Preacher swung into the saddle and rode out, past Betina's wagon. She was tending a small fire and had coffee on. She smiled up at him. “Coffee, Preacher?”
“Thank you kindly, but no. I got to push on. I'll see you in a couple of days. Then we'll talk.”
Her face brightened. “I'm looking forward to that.”
“Yeah,” Preacher said dryly, then rode away.
He made a lonely camp that evening not too far from a slow-moving little creek. If it had a name, Preacher didn't know it. “Fools,” he muttered to his tiny fire hidden in rocks. “Someday this might be a settled land. But it's too damn soon now for people to even try.”
He emptied his coffee pot and put out the fire as the shadows began creeping in. Drinking his coffee and munching on a biscuit he'd swiped from a mover's wife that morning, Preacher tried to make some sense out of this move. He'd asked Weller, but the man turned mum on him. No sense in that either. He could understand people wanting to go to California or the Oregon Territory – sort of – but this move ...
Then it came to him.
“Shore, there it was, right there in front of me all the time,” Preacher muttered to the shadows. “So damn plain I couldn't even see it.”
He could see Sutherlin's fine hand in this. Had to be. And the reason the Pardees couldn't be found was 'cause they wasn't back at their mountain hideout... they was waitin' up on the Wind River. Or at least was headin' that way. Had to be it. Sutherlin would have the wagons leave the more-or-less-established trail west and head north to settle in a country that only mountain men, a few Army scouts, and Indians had ever seen. Then when the movers was busy with building cabins and such, they'd hit them, Pardee's gang and Red Hand. They wipe them out, burn the wagons and structures, sell the women and girls for slaves and whores, and then vanish. The movers wouldn't be missed for months, at least until spring, and by that time, their bones would be bleached white and scattered by varmits. And the odds were, no one would ever know what happened to them.

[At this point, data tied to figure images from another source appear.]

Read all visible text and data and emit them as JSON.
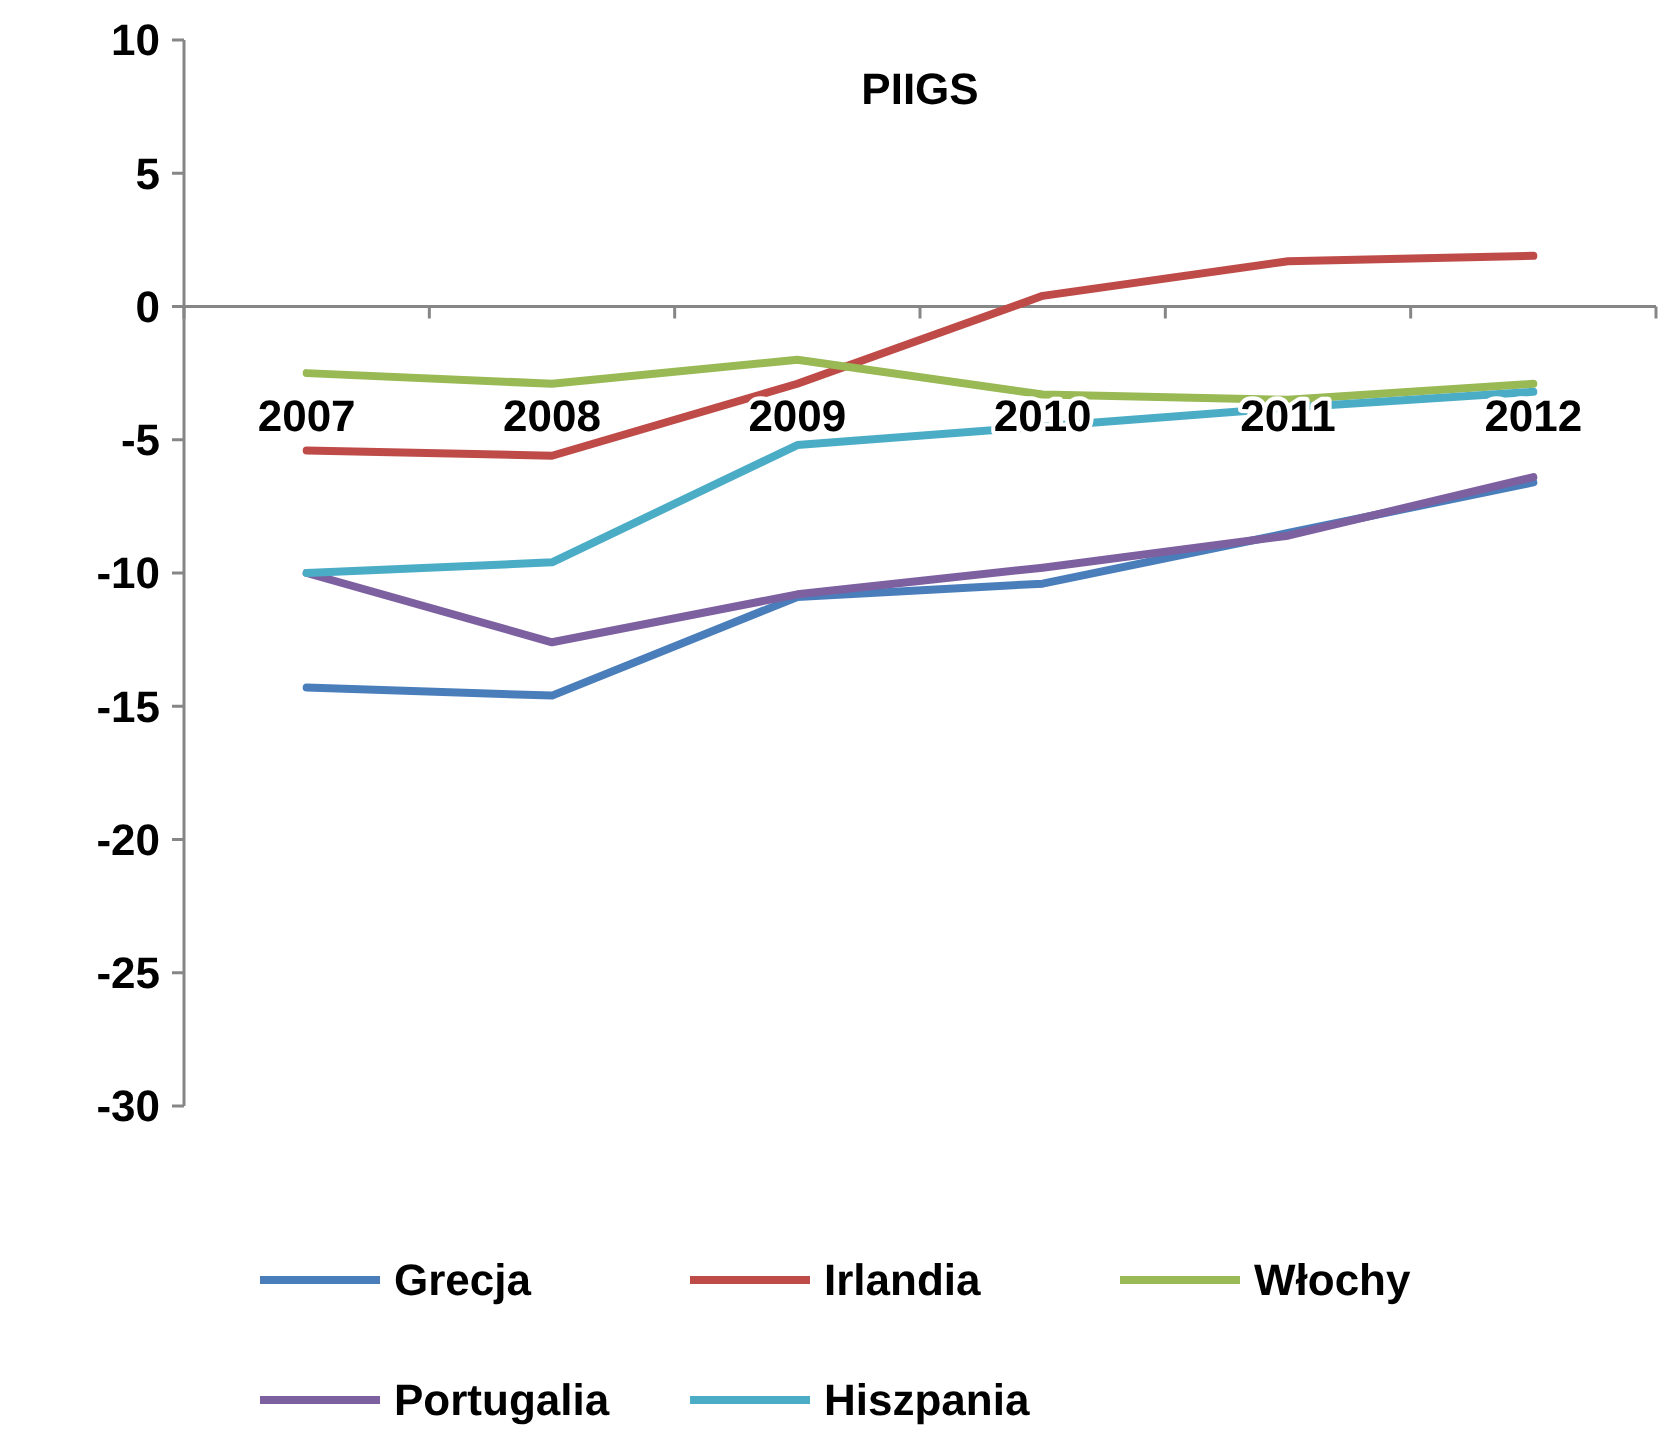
{
  "chart_data": {
    "type": "line",
    "title": "PIIGS",
    "categories": [
      "2007",
      "2008",
      "2009",
      "2010",
      "2011",
      "2012"
    ],
    "series": [
      {
        "name": "Grecja",
        "color": "#4a7ebb",
        "values": [
          -14.3,
          -14.6,
          -10.9,
          -10.4,
          -8.5,
          -6.6
        ]
      },
      {
        "name": "Irlandia",
        "color": "#be4b48",
        "values": [
          -5.4,
          -5.6,
          -2.9,
          0.4,
          1.7,
          1.9
        ]
      },
      {
        "name": "Włochy",
        "color": "#98b954",
        "values": [
          -2.5,
          -2.9,
          -2.0,
          -3.3,
          -3.5,
          -2.9
        ]
      },
      {
        "name": "Portugalia",
        "color": "#7d60a0",
        "values": [
          -10.0,
          -12.6,
          -10.8,
          -9.8,
          -8.6,
          -6.4
        ]
      },
      {
        "name": "Hiszpania",
        "color": "#4bacc6",
        "values": [
          -10.0,
          -9.6,
          -5.2,
          -4.5,
          -3.8,
          -3.2
        ]
      }
    ],
    "ylim": [
      -30,
      10
    ],
    "yticks": [
      -30,
      -25,
      -20,
      -15,
      -10,
      -5,
      0,
      5,
      10
    ],
    "legend": "bottom",
    "marker": "none",
    "line_style": "solid",
    "grid": false
  }
}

“Quite a plan, if I got it figured out right,” Preacher muttered. “But how did Sutherlin get tied in with the Pardee bunch? And what did he get out of this?”
Preacher knew the answer to that immediately. The fee for organizing the train, of course. But how many times could he get away with something like this?
“Plenty, if he's smart,” Preacher said aloud. “Let two or three trains through, and hit the third or fourth one.” And Preacher knew then why the Pardee bunch was sometimes not heard of in the Big Lonesome for months at a time: they staggered the territories where they operated. They'd ride hundreds of miles to strike, and then beat it back to the Lonesome with their booty and hide out for a time. Then they'd move to another location to strike again.